First, we find (x3,y3). It is farthest point. So x3*y3 will be very large. So we find products of all pair of points and select the pair with maximum product.
far = approx[np.product(approx,2).argmax()][0]
Next (1,x2). It is the point where first element is one,then second element is maximum.
ymax = approx[approx[:,:,0]==1].max()
Next (x1,1). It is the point where second element is 1, then first element is maximum.

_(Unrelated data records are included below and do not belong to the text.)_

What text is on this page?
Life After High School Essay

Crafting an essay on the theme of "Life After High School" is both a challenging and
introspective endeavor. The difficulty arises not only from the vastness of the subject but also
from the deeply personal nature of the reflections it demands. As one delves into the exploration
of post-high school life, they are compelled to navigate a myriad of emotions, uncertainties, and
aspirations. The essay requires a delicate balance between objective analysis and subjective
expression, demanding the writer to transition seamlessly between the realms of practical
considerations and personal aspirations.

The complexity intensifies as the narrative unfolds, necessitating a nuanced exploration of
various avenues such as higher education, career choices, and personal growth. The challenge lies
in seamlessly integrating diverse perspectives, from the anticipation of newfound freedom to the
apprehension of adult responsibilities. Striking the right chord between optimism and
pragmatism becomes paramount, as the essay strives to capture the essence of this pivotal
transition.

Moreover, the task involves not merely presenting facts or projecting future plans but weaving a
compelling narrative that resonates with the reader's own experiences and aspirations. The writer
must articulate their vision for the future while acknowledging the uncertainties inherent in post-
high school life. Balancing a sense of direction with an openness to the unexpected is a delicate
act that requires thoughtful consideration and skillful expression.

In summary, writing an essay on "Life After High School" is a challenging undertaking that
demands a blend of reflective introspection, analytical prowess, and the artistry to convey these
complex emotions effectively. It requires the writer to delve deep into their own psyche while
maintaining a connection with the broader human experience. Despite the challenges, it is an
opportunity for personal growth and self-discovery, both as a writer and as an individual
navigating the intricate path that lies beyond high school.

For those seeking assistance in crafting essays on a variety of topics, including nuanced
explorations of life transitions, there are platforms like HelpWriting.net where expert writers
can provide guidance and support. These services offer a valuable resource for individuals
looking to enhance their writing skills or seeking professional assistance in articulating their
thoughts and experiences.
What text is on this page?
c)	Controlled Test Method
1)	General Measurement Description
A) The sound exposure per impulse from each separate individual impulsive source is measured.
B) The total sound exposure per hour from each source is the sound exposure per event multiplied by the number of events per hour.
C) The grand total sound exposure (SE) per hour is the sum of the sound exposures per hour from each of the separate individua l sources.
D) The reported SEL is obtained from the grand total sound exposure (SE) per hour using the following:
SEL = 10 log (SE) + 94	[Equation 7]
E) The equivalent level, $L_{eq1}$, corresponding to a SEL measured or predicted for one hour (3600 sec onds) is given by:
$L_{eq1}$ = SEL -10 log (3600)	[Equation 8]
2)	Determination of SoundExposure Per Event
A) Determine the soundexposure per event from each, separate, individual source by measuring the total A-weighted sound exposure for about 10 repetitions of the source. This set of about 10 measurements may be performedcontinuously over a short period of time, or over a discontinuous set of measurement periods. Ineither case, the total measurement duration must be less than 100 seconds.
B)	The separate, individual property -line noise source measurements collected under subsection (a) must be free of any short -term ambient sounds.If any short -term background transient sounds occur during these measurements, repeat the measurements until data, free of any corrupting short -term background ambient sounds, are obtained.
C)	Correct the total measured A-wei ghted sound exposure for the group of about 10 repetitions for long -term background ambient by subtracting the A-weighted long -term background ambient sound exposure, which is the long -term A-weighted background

xmax = approx[approx[:,:,1]==1].max()
Now we find the minimum values in (far.x,xmax) and (far.y, ymax)
x = min(far[0],xmax)
y = min(far[1],ymax)
If you draw a rectangle with (1,1) and (x,y), you get result as below:
So you crop the image to correct rectangular area.
img2 = img[:y,:x].copy()
Below is the result:
See, the problem is that you lose some parts of the stitched image.
You can do this with threshold, findContours, and boundingRect.
So, here is a quick script doing this with the python interface.
stitched = cv2.imread('stitched.jpg', 0)
(_, mask) = cv2.threshold(stitched, 1.0, 255.0, cv2.THRESH_BINARY);
# findContours destroys input
temp = mask.copy()
(contours, _) = cv2.findContours(temp, cv2.RETR_EXTERNAL, cv2.CHAIN_APPROX_SIMPLE)
# sort contours by largest first (if there are more than one)
contours = sorted(contours, key=lambda contour:len(contour), reverse=True)
roi = cv2.boundingRect(contours[0])
# use the roi to select into the original 'stitched' image
stitched[roi[1]:roi[3], roi[0]:roi[2]]
Ends up looking like this:
NOTE : Sorting may not be necessary with raw imagery, but using the compressed image caused some compression artifacts to show up when using a low threshold, so that is why I post-processed with sorting.
Hope that helps!
You can use active contours (balloons/snakes) for selecting the black region accurately. A demonstration can be found here. Active contours are available in OpenCV, check cvSnakeImage.